The Fourteenth Amendment
No person shall be a Senator or Representative in Congress, or elector of President and Vice-President, or hold any office, civil or military, under the United States, or under any State, who, having previously taken an oath, as a member of Congress, or as an officer of the United States, or as a member of any State legislature, or as an executive or judicial officer of any State, to support the Constitution of the United States, shall have engaged in insurrection or rebellion against the same, or given aid or comfort to the enemies thereof. But Congress may by a vote of two-thirds of each House, remove such disability.
The oath that the amendment refers to is this:
“I do solemnly swear (or affirm) that I will support and defend the Constitution of the United States against all enemies, foreign and domestic; that I will bear true faith and allegiance to the same; that I take this obligation freely, without any mental reservation or purpose of evasion; and that I will well and faithfully discharge the duties of the office on which I am about to enter: So help me God.”

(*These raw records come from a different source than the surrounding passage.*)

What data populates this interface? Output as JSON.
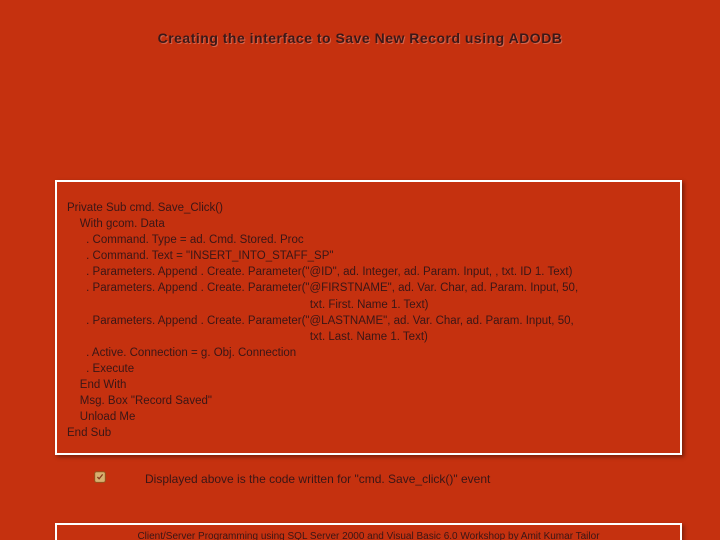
{
  "title": "Creating the interface to Save New Record using ADODB",
  "code": "Private Sub cmd. Save_Click()\n    With gcom. Data\n      . Command. Type = ad. Cmd. Stored. Proc\n      . Command. Text = \"INSERT_INTO_STAFF_SP\"\n      . Parameters. Append . Create. Parameter(\"@ID\", ad. Integer, ad. Param. Input, , txt. ID 1. Text)\n      . Parameters. Append . Create. Parameter(\"@FIRSTNAME\", ad. Var. Char, ad. Param. Input, 50,\n                                                                            txt. First. Name 1. Text)\n      . Parameters. Append . Create. Parameter(\"@LASTNAME\", ad. Var. Char, ad. Param. Input, 50,\n                                                                            txt. Last. Name 1. Text)\n      . Active. Connection = g. Obj. Connection\n      . Execute\n    End With\n    Msg. Box \"Record Saved\"\n    Unload Me\nEnd Sub",
  "caption": "Displayed above is the code written for \"cmd. Save_click()\" event",
  "footer": "Client/Server Programming using SQL Server 2000 and Visual Basic 6.0 Workshop by Amit Kumar Tailor"
}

The validity of the public debt of the United States, authorized by law, including debts incurred for payment of pensions and bounties for services in suppressing insurrection or rebellion, shall not be questioned. But neither the United States nor any State shall assume or pay any debt or obligation incurred in aid of insurrection or rebellion against the United States, or any claim for the loss or emancipation of any slave; but all such debts, obligations and claims shall be held illegal and void.